The Coachella festival held from April 15-24 witnessed installations from 11 different international design studios respectively from Europe, Latin America, the UK and the US. Themes of the various installations included issues of large importance connected to environmental sustainability including, use to re-use, up-cycling to re-cycling, multi-cultural dialogue, immigration, community and exchange, social behaviour and architecture, performance and pop culture. The installations served both as vital, navigational markers on the field and as gathering points, havens for shelter and respite, and spaces for reflection and contemplation.
“Building on our art program with designers, architects and visual artists from around the world and from the Coachella Valley allows festival goers to explore shared global interests and perspectives through the experience of ambitious and one of a kind, large-scale installations,” commented Paul Clemente | Manager – Coachella Valley Music & Arts Festival
The Playground contained modular scaffolds, holding shapes of various forms and materiality that were originally four steel-framed structures, each having a height of 42’ to 56’. The shapes themselves refer to urban typologies for leisure such as piazzas, theaters, parks, and arcades, albeit vertically arranged within a porous grid that gives an order to the landscape of different shapes.
This specific installation by Architensions was inspired from the Constant Nieuwenhuys’s New Babylon, a city of improvisation, chances, and play as a critical alternative to the burdens imposed by production. The Playground offers an incredible stage to experience a leisure space without the interference of technology by just interacting with the space and its materiality.
These static towers further create a new kind of experience where one cannot inhabit the physical space but encourages the visitors to interact with them visually. The consciously used colours resulted in production of an entirely vibrant scene through the installation. Magenta and yellow was used for the vertical grid, while cyan for the piazza, colours derived from spectrum of the dichroic film were used for the cladding, and the remaining was painted in solid colours chosen from the associated adjacencies of the three colours.

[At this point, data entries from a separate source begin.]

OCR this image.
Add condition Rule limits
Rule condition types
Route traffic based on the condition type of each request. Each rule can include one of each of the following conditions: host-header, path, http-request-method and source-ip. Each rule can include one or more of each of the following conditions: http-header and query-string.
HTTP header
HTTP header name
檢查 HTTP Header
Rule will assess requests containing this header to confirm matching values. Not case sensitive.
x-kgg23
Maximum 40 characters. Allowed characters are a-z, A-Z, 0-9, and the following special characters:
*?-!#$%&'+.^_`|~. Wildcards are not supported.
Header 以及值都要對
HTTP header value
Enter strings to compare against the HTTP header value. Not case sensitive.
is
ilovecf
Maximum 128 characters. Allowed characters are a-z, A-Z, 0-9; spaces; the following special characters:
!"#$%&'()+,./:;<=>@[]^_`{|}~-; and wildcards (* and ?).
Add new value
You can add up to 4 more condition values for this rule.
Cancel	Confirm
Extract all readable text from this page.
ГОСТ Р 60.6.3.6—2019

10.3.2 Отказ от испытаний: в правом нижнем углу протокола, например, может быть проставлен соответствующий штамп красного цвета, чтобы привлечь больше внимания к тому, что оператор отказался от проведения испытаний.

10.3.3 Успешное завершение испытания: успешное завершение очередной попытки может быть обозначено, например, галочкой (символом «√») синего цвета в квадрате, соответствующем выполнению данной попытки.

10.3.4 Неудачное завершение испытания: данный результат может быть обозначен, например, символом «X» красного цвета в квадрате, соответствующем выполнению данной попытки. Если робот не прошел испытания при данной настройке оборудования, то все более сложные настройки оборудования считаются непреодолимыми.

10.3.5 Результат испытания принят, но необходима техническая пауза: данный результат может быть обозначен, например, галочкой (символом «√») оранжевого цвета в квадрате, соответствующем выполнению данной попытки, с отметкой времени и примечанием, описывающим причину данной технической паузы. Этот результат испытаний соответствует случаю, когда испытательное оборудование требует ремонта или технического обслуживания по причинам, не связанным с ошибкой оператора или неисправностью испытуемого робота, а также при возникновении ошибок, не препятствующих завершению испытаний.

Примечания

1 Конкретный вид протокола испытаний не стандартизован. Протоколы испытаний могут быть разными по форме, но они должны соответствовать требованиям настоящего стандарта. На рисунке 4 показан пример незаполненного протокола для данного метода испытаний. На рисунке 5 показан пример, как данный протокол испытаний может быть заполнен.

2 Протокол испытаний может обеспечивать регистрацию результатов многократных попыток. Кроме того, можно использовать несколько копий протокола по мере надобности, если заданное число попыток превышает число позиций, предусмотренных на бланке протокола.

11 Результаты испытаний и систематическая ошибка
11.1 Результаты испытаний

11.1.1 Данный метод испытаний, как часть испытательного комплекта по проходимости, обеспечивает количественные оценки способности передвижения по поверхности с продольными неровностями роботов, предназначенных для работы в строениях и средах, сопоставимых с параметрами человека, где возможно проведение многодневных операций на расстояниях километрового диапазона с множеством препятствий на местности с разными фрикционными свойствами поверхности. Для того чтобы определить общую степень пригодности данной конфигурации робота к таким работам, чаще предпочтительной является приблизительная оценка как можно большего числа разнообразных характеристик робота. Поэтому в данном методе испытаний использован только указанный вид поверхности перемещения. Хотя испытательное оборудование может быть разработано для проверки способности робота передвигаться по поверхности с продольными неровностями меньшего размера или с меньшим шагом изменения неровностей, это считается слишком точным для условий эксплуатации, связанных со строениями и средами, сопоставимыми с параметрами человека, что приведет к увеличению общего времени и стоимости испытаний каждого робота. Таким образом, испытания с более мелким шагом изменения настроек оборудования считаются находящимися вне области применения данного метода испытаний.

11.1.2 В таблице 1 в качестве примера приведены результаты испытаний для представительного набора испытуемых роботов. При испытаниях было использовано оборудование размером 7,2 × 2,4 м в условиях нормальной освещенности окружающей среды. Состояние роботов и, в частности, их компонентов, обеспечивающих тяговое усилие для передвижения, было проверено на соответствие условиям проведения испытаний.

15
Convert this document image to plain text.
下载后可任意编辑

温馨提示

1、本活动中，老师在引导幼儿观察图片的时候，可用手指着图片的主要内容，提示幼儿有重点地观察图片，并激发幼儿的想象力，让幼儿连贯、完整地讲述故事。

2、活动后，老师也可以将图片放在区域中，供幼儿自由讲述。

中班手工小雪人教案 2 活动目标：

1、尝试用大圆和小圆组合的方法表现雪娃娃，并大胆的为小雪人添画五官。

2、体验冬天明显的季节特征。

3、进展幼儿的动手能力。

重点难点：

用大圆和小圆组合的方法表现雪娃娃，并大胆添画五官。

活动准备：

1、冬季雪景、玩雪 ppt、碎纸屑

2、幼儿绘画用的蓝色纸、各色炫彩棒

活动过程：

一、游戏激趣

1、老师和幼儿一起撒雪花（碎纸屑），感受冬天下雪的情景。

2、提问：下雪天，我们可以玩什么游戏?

In contrast to the contemporary function of the tower as an urban luxury paradigm, The Playground proposes the tower instead as a site of fun, and a framework for promoting collaboration and freedom of movement. “The Playground is a fragment of a city,” “a node for engaging festival-goers in collective interactions and in performance, relaxation, and play.” added Nick Roseboro | Founder- Architensions
A space to re-align, re-discover by not attaching oneself to commerce or digital interpolation was the core motive behind the installation by Architensions. And therefore, in an age when technology substitutes for real-life experiences through mediated images, the project presents a physical atmosphere that is both dynamic and enveloping, that people can use as a space to interact with one another in the real world. Here, the materials reacted with the sun—the dichroic film projected various shades on the people and ground, the mirror film amplified the perspectives and reflected the surroundings. The Sky bridges defined the interstitial space, and benches at ground level connected the towers and formed the footprint of the “piazza”. On a whole, it comprised a manufactured universe filled with interesting compositions that symbolized many physical places at once.
All the eleven installations at the Coachella Festival revealed and reflected on imaginary transformations and reinventions of everyday objects and experiences as fantastical, playful forms and spaces; progressive approaches to structure and material; subtle interplays of light, color and sound, and responses to the geography and topography of the desert landscape, its flora and fauna, temporal shifts from day to night and spectacular sunrises and sunsets.